After this pensive deliberation, I thought to myself, This explanation makes sense, but what if I experienced a retrieval failure working against me? Such mental atrophy usually occurs where the patient places an object and when he or she wants to retrieve it, the patient can’t remember where he or she put it. If this explanation is true, then the information that’s needed is not permanently erased but only temporarily forgotten. But if the brain is injured in some way, either by a blow to the head or something internal happens, like an aneurism, the mental turmoil would be permanent until, and if, the injury can be repaired.

“Mister, in case you’re eavesdropping again, and if you’re interested, I might as well tell you I am getting mentally stronger by the minute, that is, if there are passing minutes associated with this nightmare. Eventually, in a manner of speech, eventually my body will also be more energetic. Fair warming!”

As before, the driver didn’t acknowledge anything I said one way or the other. I also shrugged off his ignoring me because, from this latest mental fallout, I garnered more neuro research. For instance, the medical term, “anterograde amnesia” came to mind and I comprehended how this condition involved difficulty remembering events that occurred after the injury. Moreover, since suppression and regression, which highlighted motivated forgetting, was also something self-induced for any number of reasons, so was emotional shock that could block certain memories. If there was no physical or emotional cause for such memory loss, then the origin might be traced to psychogenic amnesia.

By the time I finished with the impromptu examination of possible mental ailments, and, apparently, based on medical studies I likely had access to in my past, I still ended up with no concrete answers; that is, proven solutions to repair the cognitive disarray. For whatever reason, I sensed I the impetus of this mental exercise struck upon many possibilities relative to cognitive failure or problems with retrieving memories. Equally, I reasoned the fundamental purpose of the exercise was academic given what the source of the problem came down to; specifically, what caused the cognitive disability. Thus, the collateral damage of blocking or erasing essential memories applicable to my personhood.

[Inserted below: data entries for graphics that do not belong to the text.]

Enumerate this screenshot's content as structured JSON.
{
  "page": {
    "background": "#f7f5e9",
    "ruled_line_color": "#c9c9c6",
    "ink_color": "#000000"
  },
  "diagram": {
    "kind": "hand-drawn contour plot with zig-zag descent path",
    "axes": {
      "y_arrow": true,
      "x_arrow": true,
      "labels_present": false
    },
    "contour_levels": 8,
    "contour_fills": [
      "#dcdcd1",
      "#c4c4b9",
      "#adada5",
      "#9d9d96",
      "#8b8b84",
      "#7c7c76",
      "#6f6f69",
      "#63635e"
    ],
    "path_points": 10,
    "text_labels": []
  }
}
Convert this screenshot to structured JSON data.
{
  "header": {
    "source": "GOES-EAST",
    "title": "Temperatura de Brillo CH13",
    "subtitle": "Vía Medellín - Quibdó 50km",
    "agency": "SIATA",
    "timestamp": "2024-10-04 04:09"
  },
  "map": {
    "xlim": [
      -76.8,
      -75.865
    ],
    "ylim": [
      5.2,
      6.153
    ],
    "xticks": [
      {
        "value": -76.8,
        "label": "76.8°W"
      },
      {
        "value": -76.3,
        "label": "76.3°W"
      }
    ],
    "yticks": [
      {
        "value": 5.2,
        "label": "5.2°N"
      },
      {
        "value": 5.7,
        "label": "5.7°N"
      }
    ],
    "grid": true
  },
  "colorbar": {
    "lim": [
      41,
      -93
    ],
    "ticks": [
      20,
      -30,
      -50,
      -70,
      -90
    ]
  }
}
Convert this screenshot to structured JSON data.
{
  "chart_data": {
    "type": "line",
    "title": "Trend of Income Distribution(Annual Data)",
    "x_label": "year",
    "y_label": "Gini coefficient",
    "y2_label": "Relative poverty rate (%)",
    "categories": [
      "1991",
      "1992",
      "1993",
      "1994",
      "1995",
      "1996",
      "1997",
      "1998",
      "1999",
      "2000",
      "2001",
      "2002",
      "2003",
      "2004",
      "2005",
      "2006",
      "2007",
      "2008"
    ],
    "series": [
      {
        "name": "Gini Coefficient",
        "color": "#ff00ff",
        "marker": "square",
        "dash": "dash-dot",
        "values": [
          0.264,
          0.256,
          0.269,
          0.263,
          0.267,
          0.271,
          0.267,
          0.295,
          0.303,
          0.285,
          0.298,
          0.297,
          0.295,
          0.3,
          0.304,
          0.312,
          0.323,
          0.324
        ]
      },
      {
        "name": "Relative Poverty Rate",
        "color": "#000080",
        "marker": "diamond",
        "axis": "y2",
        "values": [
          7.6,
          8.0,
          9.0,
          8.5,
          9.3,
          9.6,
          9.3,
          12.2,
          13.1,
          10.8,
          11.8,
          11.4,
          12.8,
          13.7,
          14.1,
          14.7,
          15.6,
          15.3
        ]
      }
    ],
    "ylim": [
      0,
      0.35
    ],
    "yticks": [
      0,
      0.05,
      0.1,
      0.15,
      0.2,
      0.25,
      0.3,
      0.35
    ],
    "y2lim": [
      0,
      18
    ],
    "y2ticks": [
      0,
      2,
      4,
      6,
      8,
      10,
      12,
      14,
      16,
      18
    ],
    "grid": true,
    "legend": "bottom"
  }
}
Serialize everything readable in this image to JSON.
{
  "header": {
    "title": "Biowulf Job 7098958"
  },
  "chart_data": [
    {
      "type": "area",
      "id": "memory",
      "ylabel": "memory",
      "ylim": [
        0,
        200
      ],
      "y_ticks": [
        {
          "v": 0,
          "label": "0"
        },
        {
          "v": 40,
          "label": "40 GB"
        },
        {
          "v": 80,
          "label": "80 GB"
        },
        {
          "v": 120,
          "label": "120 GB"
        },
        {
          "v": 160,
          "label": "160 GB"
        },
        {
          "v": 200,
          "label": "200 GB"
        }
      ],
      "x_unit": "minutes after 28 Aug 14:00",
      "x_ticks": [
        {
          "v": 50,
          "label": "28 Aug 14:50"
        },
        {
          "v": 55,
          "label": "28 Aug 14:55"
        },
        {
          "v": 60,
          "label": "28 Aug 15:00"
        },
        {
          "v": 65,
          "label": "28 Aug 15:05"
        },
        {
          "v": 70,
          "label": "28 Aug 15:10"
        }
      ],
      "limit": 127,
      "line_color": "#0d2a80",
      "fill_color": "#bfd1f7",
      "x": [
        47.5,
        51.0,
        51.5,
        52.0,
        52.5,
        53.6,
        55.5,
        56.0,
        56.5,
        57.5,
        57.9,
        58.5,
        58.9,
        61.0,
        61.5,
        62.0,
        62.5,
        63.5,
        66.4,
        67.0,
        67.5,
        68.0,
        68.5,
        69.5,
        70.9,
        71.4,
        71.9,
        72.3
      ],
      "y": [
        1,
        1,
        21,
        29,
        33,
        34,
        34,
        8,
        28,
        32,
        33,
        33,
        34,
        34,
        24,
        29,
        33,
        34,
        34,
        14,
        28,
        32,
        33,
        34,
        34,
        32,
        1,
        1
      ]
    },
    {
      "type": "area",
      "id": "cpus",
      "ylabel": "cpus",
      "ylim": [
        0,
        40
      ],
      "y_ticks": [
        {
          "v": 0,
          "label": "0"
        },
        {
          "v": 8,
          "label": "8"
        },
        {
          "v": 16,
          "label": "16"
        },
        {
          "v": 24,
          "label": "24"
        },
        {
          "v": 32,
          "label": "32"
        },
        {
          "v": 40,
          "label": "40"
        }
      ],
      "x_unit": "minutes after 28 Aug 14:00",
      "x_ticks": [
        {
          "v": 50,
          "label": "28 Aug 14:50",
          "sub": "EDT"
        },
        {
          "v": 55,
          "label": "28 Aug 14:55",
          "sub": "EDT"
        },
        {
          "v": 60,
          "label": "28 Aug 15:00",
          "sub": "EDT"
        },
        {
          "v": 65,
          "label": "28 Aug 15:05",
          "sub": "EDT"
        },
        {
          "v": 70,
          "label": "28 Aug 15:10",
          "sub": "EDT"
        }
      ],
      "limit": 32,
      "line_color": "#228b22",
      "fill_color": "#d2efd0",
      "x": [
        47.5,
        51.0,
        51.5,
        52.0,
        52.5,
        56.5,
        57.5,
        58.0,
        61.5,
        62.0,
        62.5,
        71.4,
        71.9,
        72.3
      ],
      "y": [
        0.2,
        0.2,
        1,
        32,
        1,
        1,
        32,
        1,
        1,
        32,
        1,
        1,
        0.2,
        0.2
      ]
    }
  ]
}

At this point, what was more important in the greater or lesser scheme of things was what I had initially planned: escaping from the stranger’s mobile citadel on wheels, and later hope that I could retrieve the memories I had lost or were provisionally displaced. That said, I was back to the original threat and quandary: could I avoid injury or death if I jumped from the fast-moving vehicle? Even if I managed to survive, I would still have to take my chances and elude the driver who was sure to pursue his quarry.

“Yes,” I murmured; “this cautionary feedback elicits a wealth of knowledge, but where can I run to if I absconded? What if the driver is faster than me? Certainly, he has the advantage of knowing this terrain we’re driving through. He also has the advantage of knowing what I still can’t recall from my past; that is, unless I could somehow disable him. If so, what chance do I have? He appears strong and might very well prove to be invincible.”

The arguments that shadowed my cogent mounting fears made sense to me. To my greater disadvantage postulating such details and awareness, was sensing the driver likely heard everything I said to myself given this latest internal address, yet smartly didn’t let on this time.

Besides, concealing my plans from a perceived enemy who knew every move I made or would make was tantamount to professing one’s honesty to someone who also was aware of one’s forthcoming deception. It followed that I had to devise another scheme that didn’t matter if he knew what was about to happen. Besides, there was also the element of surprise and timing that might provide me with an advantage, however slight.

After stating this ploy with confidence, I boldly said out loud, “Two can play the same game, mister.”